Human Trafficking is a modern-day form of slavery, widespread throughout the United States and occurs right here in Michigan. Michigan's proximity to the Canadian border and waterways increases the likelihood of trafficking in the state. According to the United Nations Office on Drugs and Crime, human trafficking is the fastest growing criminal industry in the world, with nearly 2 out of 3 victims being female. The U.S. Department of Justice reports that 300,000 children in the U.S. are at risk every year for commercial sexual exploitation.

"It is unfathomable that children and young women are still falling victim to this heinous crime in our state today," said Whitmer. "It is absolutely crucial that we call attention to the increasing instances of human trafficking and protect Michigan's citizens from becoming victims."

In March, Attorney General Bill Schuette announced the creation of the first Michigan Commission on Human Trafficking. The statewide commission includes members of the state legislature, law enforcement, state government, and anti-trafficking activists. The Michigan Commission on Human Trafficking will meet for six months before presenting their formal recommendations to the legislature and the public.

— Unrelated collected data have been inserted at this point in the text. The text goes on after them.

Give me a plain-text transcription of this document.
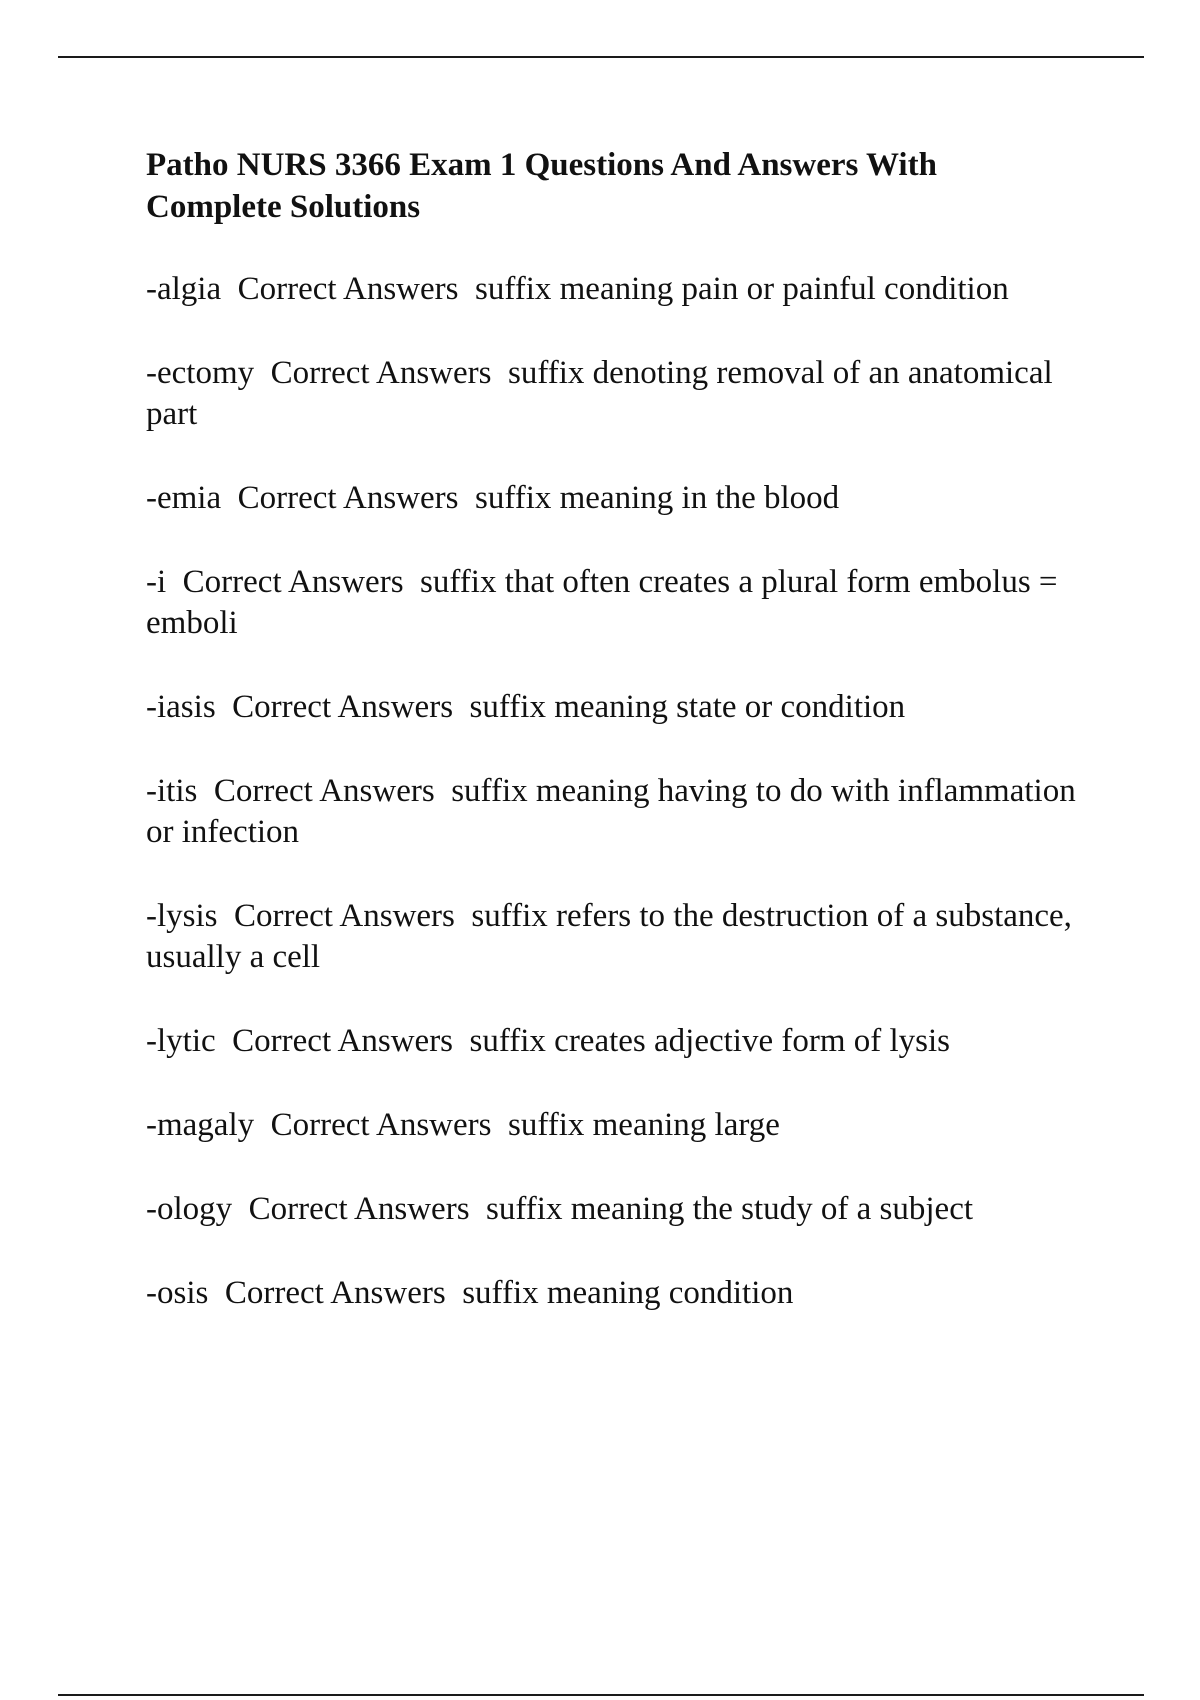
Patho NURS 3366 Exam 1 Questions And Answers With Complete Solutions
-algia  Correct Answers  suffix meaning pain or painful condition
-ectomy  Correct Answers  suffix denoting removal of an anatomical part
-emia  Correct Answers  suffix meaning in the blood
-i  Correct Answers  suffix that often creates a plural form embolus = emboli
-iasis  Correct Answers  suffix meaning state or condition
-itis  Correct Answers  suffix meaning having to do with inflammation or infection
-lysis  Correct Answers  suffix refers to the destruction of a substance, usually a cell
-lytic  Correct Answers  suffix creates adjective form of lysis
-magaly  Correct Answers  suffix meaning large
-ology  Correct Answers  suffix meaning the study of a subject
-osis  Correct Answers  suffix meaning condition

"Human Trafficking is the second-largest and fastest-growing criminal industry in the world--and it's happening right here in Michigan," said Senator Emmons. "This isn't only about ending this slavery overseas; it's about freeing young girls and boys in Michigan hometowns like Grand Rapids, Detroit and Port Huron."

Possible signs of a trafficked person can include:

* Malnutrition, dehydration or poor personal hygiene

* Bruising, broken bones, or other signs of untreated medical problems

* Does not hold his/her own identity or travel documents

* Exhibit submissive behavior or fearful behavior in the presence of others.

* Appear to have little privacy or are rarely alone

* Work excessive hours

"Knowing that innocent people, many of them children, are ripped away from their homes and families and forced into these deplorable conditions is horrifying," said Senator Schuitmaker. "This important event brings lawmakers and advocates together to find solutions to this growing problem. When we know this type of activity is taking place, there is no excuse for inaction."